Harry Thomason, the Arkansas-born film and television producer best known as creator of the 1980s sitcom Designing Women, is coming to Eureka Springs to spin a yarn on stage at Brews during the Aug. 7 rendition of “Homegrown Tales.”
Thomason will be featured in a special “Front Porch” edition followed by a book signing of his “Brother Dog: Southern Tales and Hollywood Adventures.” While here, he will be staying at the Evening Shade Inn, owned by Shira and Shawn Fouste.
For those too young to remember, “Evening Shade” is another popular TV sitcom created by Thomason’s wife, Linda Bloodworth Thomason, and set in Evening Shade, Arkansas.
Every other month for the better part of five years, co-producers Zeek Taylor and Sandra Spotts have shared tales of their Arkansas upbringings and have invited others to join them. Both have appeared on National Public Radio’s “Tales from the South,” the model for the local “Tales.”
The evening usually draws a house full of listeners, including some tourists. The stories live in infamy on Facebook through recordings by Keith Parnell of Eureka’s KFresh Productions.
On the night of June 5, Taylor and Spotts were joined by Brews co-operator John Rankine and DZ Rife of Bentonville for four very unique personal stories.
Rankine, co-proprietor of Brews and a former journalist, told a story about landing a starring role in a play in his 20s in his native Canada.
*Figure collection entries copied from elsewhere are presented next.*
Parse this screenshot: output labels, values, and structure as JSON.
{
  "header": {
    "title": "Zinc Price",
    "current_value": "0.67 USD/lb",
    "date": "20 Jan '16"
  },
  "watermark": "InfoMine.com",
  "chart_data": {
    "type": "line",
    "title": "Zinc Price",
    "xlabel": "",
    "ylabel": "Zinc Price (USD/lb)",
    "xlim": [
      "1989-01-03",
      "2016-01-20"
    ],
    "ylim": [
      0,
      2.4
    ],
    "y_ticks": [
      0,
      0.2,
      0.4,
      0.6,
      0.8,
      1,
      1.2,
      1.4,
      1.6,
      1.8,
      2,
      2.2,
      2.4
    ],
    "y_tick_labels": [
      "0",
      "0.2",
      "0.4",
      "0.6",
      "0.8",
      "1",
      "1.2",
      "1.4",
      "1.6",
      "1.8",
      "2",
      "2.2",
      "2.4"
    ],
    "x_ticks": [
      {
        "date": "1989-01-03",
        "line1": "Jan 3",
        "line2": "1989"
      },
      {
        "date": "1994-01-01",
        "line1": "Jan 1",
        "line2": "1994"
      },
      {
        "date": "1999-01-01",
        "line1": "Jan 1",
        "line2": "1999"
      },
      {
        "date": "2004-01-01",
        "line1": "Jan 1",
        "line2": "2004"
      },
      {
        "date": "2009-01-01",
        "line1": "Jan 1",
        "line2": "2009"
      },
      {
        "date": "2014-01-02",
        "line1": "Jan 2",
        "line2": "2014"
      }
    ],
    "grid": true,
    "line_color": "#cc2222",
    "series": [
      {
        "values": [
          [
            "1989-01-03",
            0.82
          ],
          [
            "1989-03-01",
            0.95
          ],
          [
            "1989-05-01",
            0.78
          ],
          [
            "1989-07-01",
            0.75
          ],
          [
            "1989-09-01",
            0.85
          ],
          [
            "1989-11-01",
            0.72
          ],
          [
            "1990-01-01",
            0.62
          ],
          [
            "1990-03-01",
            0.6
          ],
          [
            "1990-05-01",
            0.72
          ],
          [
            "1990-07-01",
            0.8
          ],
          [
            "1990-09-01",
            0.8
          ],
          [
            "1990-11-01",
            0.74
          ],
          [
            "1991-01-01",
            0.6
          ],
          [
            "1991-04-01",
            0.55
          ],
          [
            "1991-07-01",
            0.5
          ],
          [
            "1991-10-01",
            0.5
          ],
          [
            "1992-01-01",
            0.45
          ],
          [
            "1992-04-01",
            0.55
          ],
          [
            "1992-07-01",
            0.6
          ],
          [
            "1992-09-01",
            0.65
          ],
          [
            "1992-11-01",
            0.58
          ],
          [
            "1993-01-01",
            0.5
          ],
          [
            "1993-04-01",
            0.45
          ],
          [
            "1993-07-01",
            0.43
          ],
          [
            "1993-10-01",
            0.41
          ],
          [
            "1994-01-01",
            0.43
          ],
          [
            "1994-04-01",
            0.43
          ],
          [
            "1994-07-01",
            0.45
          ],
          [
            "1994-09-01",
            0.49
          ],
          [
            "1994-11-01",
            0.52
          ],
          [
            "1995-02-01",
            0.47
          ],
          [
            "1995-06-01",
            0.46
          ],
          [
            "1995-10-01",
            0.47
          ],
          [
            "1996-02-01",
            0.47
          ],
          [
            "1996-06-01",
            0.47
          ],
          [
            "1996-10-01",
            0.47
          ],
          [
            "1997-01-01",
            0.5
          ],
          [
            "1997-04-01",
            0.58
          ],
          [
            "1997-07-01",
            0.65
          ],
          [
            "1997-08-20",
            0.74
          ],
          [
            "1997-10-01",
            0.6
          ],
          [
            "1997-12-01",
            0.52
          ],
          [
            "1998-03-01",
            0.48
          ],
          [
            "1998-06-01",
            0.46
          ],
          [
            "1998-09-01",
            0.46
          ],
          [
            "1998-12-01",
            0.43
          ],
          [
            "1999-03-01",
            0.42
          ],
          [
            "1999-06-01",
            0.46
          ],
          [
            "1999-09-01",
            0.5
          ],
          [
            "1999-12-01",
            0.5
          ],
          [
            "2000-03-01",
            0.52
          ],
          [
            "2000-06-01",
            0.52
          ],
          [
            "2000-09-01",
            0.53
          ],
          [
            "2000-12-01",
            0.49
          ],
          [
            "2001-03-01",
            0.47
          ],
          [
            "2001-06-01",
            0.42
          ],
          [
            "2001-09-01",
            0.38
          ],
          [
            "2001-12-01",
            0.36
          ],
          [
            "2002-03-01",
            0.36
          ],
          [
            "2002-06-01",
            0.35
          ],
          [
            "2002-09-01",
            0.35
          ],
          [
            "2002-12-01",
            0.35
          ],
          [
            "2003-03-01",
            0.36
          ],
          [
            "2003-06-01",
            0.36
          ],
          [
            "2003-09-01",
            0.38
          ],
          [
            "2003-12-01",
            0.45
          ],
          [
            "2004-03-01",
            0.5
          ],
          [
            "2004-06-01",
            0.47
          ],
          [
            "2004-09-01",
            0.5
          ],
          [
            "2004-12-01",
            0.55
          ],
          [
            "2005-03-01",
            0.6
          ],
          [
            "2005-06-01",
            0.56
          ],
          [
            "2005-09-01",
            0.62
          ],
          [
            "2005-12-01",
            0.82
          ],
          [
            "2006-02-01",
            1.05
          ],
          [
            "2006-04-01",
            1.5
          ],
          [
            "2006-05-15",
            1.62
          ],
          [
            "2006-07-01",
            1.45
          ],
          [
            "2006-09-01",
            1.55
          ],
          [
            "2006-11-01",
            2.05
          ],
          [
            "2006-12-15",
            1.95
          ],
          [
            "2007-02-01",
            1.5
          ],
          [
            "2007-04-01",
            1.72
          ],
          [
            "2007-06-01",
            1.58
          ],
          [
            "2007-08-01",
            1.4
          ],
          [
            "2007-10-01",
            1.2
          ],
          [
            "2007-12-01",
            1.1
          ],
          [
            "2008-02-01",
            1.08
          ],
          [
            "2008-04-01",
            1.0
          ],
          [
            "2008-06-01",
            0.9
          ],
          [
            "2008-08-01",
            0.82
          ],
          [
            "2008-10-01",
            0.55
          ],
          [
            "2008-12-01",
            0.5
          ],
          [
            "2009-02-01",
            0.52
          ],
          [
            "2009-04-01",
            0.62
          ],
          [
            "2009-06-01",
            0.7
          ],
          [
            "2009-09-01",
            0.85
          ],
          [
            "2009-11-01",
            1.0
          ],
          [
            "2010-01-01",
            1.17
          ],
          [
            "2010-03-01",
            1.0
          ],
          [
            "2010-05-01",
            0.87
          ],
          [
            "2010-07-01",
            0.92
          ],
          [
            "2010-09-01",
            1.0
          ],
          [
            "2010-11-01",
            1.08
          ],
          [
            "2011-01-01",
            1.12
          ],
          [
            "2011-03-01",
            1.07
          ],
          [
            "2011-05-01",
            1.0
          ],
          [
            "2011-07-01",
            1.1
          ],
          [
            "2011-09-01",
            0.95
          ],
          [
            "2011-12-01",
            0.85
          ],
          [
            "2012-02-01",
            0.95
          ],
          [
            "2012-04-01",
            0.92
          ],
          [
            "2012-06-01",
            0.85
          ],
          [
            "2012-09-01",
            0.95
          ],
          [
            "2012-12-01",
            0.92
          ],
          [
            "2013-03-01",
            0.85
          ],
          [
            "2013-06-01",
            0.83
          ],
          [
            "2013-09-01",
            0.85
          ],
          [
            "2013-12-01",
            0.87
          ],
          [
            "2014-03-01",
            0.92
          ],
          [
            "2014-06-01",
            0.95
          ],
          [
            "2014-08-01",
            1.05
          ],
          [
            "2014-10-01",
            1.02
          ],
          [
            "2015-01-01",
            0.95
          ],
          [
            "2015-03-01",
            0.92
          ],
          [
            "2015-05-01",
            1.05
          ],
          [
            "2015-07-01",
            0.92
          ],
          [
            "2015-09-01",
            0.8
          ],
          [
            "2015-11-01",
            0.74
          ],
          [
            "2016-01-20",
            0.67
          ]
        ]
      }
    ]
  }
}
The 1982 play was deemed “Brussels Sprouts,” set in Brussels, Belgium.
“It became my first for many things,” Rankine said. “It was my first starring role in a dramatic play, my first time learning and memorizing pages and pages of dialogue, and my first and only time I was naked on stage.”
His character, Ernie, was one of only three in the two-act play, which involved a love triangle among the players. At the time, Rankine said he was openly gay to his friends but still closeted to family and the theater.
“But I don’t think I was fooling anyone,” he added.
Near the end of the play, the plot got spicy, with all characters in various stages of undress. The performance was in an empty upstairs loft that seated 100 people. “This would be considered off, off, off Broadway,” Rankine quipped.
Still, they filled most of the seats for the show’s 10-night run. Closing night was Oct. 31.
“In hindsight, we should have been prepared that something strange might occur that evening,” he added.
During the end of the play, the cast noticed that a large crowd had gathered outside below the loft, patrons spilling into the street from two gay bars notorious for their Halloween antics.
“The event always attracted locals and curious tourists who came out to gawk at the pageantry,” Rankine said.
As the end of the play drew near, they heard a commotion coming from the back. As Rankine stood on stage in his underwear, eight uniformed policemen busted in the back door. From the street outside below, the view of the loft’s windows with stage lighting looked like a big television screen, Rankine said. It would be easy to misconstrue what was going on inside.
“I’m not sure who was stunned the most — me, my castmates, the audience or the cops themselves,” he said. “The play obviously stopped, and I think the cops knew right away this was not the wild orgy they so rambunctiously wanted to bust.”
Rankine said no one had noticed that the press was there, and on that night’s 11 p.m. news was footage of the police storming up the stairs toward the play.
Afterward, there was a call to extend the play, which did not happen, and Rankine considered “Brussels Sprouts” to be the end of his acting career.